Kim cites Dostoevsky’s “The Brothers Karamazov” as a major inspiration for her work. She first read the book in “The Brothers Karamazov: a Multidimensional Approach,” taught by Professor of Russian, Emeritus Stanley Rabinowitz. Kim credits the well-written dialogue as a helpful reference point for writing the dialogue of “A Swift Boat, A Wide Sea.” Her other inspirations include Harvard sociologist Anthony Abraham Jack ’07’s “The Privileged Poor” and Audre Lorde’s “Uses of the Erotic.”
Kim recommended that students who are considering writing a thesis “think about the books that you really like, and try to learn from them.” The common advice for thesis writers is to start in the summer, she said, but that this advice is rarely taken.

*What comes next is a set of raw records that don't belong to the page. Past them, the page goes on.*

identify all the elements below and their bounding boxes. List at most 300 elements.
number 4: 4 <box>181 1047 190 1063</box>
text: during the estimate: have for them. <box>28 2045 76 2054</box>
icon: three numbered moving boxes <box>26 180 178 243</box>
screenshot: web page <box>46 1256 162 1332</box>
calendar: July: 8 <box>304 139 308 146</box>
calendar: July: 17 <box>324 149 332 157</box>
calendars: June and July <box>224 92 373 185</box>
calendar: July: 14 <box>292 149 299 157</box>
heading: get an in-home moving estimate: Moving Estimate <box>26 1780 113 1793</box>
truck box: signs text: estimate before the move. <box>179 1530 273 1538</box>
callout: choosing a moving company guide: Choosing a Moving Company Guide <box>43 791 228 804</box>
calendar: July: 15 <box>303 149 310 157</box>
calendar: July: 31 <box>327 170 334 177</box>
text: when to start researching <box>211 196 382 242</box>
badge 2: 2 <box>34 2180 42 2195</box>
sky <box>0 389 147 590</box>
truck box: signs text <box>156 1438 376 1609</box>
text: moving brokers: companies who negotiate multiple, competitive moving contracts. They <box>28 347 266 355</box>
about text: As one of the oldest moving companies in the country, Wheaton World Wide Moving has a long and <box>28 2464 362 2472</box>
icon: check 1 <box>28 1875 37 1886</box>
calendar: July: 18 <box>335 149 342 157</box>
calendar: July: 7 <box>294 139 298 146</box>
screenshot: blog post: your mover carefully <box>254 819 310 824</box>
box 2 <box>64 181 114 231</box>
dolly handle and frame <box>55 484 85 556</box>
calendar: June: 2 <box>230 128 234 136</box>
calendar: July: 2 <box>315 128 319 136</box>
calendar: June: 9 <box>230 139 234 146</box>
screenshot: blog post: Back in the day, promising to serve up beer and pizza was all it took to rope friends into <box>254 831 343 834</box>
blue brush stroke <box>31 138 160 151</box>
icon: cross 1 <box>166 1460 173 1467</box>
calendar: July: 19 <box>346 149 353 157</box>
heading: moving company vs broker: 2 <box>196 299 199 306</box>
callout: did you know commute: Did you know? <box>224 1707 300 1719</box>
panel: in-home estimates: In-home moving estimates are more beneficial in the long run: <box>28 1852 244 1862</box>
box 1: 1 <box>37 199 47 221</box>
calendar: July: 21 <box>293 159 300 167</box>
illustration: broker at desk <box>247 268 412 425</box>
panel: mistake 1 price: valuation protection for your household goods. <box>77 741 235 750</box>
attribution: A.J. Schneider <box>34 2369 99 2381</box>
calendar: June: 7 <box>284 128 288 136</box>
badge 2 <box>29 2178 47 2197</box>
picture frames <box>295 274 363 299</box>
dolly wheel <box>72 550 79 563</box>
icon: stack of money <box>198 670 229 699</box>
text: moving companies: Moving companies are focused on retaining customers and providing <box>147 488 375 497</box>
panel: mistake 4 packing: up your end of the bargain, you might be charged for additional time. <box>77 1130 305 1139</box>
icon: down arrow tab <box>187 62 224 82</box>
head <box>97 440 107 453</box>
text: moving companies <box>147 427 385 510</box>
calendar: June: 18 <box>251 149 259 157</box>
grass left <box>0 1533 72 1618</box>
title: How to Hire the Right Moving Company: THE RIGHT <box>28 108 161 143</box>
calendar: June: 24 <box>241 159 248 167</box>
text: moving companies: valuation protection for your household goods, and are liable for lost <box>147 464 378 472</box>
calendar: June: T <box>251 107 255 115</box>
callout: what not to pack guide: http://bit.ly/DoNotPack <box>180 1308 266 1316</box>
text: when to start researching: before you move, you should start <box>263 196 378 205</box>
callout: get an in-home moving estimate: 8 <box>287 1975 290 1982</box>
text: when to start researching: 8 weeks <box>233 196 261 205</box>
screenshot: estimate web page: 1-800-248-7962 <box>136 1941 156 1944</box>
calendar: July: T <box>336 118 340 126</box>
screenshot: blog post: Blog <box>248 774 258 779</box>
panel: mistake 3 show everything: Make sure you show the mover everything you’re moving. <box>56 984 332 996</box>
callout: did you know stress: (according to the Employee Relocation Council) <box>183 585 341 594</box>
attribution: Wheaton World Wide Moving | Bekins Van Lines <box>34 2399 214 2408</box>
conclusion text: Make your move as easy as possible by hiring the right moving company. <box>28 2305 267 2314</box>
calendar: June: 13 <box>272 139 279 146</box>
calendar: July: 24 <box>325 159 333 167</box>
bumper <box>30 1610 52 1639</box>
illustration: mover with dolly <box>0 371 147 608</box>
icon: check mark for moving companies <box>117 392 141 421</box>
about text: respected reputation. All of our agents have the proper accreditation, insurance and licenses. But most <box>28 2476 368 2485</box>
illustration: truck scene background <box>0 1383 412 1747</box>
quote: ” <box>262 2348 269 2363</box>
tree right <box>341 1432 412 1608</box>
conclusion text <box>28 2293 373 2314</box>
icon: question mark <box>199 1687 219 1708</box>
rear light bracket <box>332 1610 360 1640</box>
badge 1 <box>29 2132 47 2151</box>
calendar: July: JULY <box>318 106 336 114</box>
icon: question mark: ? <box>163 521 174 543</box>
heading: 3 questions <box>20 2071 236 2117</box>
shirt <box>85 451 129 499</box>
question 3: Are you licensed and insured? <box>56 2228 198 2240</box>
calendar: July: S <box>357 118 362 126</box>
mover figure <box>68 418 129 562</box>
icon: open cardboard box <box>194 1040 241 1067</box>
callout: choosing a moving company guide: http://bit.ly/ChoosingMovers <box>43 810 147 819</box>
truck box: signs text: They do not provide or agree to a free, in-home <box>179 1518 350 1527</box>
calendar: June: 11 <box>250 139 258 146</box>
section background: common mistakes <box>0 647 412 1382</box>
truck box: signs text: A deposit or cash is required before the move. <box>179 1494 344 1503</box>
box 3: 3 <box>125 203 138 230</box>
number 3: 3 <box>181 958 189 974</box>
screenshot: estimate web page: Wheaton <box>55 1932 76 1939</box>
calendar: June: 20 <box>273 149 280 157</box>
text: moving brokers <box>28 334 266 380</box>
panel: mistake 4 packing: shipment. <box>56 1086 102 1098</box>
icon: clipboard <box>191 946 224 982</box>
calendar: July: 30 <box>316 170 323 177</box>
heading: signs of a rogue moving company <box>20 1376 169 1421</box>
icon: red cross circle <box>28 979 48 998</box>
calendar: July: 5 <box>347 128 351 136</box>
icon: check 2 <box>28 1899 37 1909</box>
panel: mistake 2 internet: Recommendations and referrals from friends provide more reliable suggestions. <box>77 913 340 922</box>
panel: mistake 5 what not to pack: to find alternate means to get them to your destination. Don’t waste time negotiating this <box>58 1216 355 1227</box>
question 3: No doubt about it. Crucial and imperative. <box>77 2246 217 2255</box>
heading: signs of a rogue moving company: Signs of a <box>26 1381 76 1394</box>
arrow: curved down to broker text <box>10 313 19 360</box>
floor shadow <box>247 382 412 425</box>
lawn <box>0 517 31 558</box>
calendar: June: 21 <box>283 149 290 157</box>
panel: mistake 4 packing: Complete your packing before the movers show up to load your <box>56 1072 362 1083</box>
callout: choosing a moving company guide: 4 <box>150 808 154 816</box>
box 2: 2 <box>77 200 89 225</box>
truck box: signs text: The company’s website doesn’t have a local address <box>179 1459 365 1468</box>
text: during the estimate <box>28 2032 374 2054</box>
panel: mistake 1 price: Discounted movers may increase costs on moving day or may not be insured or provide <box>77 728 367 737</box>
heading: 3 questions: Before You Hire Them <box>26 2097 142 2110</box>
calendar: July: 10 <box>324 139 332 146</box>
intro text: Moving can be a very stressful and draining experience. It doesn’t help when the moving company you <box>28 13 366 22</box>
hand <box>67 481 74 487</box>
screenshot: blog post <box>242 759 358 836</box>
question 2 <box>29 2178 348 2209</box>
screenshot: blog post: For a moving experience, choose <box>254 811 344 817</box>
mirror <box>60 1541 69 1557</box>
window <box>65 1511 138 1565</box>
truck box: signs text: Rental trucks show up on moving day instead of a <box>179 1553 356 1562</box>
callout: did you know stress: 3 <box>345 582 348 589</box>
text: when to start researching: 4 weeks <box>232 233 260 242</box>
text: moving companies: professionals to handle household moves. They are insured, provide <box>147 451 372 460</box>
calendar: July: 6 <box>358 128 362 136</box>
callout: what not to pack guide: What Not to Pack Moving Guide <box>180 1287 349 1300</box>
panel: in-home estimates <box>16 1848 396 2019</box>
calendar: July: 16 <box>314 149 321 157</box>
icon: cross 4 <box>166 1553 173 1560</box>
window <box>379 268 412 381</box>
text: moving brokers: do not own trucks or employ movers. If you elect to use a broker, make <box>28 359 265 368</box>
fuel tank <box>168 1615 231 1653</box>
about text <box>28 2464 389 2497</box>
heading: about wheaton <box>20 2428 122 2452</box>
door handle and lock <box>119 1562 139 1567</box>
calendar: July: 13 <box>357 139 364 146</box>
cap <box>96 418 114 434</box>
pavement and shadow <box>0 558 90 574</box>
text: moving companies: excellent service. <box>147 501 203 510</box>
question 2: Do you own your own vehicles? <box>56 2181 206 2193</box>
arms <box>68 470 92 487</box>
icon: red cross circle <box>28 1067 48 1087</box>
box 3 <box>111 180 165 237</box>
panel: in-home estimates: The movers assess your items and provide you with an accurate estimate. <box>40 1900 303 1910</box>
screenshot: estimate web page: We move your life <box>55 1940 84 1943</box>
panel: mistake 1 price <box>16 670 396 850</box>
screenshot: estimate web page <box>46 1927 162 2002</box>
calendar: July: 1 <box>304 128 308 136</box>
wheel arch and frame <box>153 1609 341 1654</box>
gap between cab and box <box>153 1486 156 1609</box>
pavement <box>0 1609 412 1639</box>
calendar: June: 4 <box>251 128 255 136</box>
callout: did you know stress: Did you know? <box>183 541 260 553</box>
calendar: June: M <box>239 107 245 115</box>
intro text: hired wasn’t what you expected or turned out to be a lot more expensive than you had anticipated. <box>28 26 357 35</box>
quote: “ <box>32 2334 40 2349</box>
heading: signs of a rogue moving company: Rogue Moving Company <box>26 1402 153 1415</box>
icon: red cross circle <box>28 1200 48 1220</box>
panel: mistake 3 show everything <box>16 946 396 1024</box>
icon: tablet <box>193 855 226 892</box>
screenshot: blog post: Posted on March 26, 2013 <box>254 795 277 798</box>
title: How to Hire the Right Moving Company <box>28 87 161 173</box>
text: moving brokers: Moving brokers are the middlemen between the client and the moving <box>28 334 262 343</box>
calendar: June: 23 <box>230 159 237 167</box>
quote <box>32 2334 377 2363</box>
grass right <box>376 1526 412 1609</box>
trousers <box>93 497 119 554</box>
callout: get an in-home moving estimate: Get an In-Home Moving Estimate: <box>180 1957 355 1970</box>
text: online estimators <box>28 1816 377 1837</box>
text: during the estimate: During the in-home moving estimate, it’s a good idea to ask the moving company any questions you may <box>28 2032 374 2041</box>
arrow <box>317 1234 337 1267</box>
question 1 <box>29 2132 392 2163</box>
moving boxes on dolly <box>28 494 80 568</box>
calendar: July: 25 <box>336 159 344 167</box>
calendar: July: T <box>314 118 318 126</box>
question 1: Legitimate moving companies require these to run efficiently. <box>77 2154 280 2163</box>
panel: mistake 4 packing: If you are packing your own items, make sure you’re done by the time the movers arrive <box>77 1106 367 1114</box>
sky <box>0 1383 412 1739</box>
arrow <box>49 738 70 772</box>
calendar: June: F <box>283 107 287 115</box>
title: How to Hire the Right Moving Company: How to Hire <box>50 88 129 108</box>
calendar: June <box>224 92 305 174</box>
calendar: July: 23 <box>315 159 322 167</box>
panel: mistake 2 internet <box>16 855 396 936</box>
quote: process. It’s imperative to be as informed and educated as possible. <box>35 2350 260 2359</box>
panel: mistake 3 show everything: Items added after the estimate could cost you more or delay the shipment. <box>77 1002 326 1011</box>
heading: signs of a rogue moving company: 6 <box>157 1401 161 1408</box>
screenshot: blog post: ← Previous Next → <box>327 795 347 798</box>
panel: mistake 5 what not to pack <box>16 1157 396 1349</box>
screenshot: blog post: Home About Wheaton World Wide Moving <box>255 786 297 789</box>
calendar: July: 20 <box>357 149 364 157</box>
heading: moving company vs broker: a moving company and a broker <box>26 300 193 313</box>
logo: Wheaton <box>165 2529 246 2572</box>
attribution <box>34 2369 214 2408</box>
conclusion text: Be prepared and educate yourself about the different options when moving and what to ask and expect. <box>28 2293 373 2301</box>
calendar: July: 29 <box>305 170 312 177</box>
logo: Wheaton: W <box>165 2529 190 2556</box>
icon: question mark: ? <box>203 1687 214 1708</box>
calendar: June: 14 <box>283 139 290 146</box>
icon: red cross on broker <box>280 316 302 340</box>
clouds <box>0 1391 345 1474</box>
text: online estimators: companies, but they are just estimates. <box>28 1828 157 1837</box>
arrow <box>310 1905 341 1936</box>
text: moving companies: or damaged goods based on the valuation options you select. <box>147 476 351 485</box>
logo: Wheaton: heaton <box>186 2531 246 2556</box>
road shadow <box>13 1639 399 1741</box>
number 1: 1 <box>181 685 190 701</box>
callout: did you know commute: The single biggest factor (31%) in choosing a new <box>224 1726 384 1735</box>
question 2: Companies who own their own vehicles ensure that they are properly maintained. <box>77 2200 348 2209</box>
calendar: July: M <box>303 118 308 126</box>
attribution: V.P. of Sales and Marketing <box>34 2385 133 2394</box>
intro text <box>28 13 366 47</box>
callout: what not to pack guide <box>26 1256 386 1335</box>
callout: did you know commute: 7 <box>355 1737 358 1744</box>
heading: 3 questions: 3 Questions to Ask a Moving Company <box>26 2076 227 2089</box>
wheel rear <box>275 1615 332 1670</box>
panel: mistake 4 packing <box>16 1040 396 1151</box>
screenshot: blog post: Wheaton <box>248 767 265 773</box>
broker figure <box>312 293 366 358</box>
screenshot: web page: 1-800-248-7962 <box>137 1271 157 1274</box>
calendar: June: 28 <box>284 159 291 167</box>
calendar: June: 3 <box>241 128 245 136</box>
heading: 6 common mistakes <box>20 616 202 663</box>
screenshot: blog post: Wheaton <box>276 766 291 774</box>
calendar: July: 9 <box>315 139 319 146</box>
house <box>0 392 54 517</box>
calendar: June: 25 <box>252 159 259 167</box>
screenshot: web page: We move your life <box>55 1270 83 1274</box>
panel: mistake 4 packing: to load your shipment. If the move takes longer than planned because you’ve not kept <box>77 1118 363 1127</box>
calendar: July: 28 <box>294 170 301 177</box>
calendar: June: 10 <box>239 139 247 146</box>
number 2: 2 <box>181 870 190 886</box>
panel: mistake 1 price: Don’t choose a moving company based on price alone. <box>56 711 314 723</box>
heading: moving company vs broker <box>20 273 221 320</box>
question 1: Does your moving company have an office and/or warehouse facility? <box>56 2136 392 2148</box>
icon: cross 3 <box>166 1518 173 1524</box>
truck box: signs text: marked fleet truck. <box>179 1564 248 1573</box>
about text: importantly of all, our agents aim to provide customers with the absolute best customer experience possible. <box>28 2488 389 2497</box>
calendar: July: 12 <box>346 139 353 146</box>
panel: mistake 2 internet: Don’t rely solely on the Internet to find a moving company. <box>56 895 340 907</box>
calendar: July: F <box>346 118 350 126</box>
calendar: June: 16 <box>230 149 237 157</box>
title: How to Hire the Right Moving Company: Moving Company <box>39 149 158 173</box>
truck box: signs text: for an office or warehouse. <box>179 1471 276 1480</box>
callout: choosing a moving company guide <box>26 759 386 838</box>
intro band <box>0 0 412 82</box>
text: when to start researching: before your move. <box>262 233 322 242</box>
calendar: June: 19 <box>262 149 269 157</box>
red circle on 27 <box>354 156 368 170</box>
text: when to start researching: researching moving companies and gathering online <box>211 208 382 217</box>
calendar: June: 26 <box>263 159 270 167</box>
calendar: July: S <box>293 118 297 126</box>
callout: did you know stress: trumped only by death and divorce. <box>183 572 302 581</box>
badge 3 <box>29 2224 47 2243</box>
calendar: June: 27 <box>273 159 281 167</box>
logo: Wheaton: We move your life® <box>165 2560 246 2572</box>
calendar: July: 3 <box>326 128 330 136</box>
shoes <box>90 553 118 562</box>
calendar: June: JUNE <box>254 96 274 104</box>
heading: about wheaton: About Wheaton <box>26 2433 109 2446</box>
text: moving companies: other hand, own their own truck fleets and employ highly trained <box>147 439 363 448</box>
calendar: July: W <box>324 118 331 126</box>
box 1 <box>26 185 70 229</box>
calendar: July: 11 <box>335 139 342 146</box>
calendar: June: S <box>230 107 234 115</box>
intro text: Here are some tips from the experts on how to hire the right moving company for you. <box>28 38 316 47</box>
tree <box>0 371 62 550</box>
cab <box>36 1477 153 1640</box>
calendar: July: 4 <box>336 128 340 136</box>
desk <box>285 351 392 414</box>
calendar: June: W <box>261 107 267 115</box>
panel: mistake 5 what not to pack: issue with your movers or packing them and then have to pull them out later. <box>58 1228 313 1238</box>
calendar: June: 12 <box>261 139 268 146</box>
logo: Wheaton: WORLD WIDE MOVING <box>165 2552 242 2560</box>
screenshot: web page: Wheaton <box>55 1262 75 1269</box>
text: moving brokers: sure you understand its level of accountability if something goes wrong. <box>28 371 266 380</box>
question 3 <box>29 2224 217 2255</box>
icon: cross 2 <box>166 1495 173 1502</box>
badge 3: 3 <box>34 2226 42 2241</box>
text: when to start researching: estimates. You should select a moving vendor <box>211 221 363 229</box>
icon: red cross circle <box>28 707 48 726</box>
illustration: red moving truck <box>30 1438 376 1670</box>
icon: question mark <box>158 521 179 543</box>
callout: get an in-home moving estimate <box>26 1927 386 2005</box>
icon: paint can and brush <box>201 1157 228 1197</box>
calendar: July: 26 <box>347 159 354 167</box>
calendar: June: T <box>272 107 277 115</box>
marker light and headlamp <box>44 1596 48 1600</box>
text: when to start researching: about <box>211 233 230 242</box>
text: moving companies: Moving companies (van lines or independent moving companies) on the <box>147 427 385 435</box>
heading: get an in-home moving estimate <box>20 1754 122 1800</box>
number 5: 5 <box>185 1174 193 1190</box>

Instead, Kim said, rising seniors should “use the summer to read [your] favorite books.”
Another point that Kim raised was that female writers of color “don’t have to write about themes that are usually associated with the genre for it to count or for it to be important.” She urged students “[not to] forget that creative writing is also knowledge production, just as much as critical papers.”
To seniors feeling hesitant about pursuing a creative thesis, she said, “Just because it seems fun and maybe even frivolous doesn’t make it less important … If you’re writing something, it is saying something.”
And she emphasized the importance of thesis writing being a positive experience. “If you’re not having fun, then something has to change,” she said. “I had a lot of fun writing my thesis. I would do it all over again.” At the end of the day, she said, there’s no need for comparison between thesis writers: “Whatever you choose to do is good.”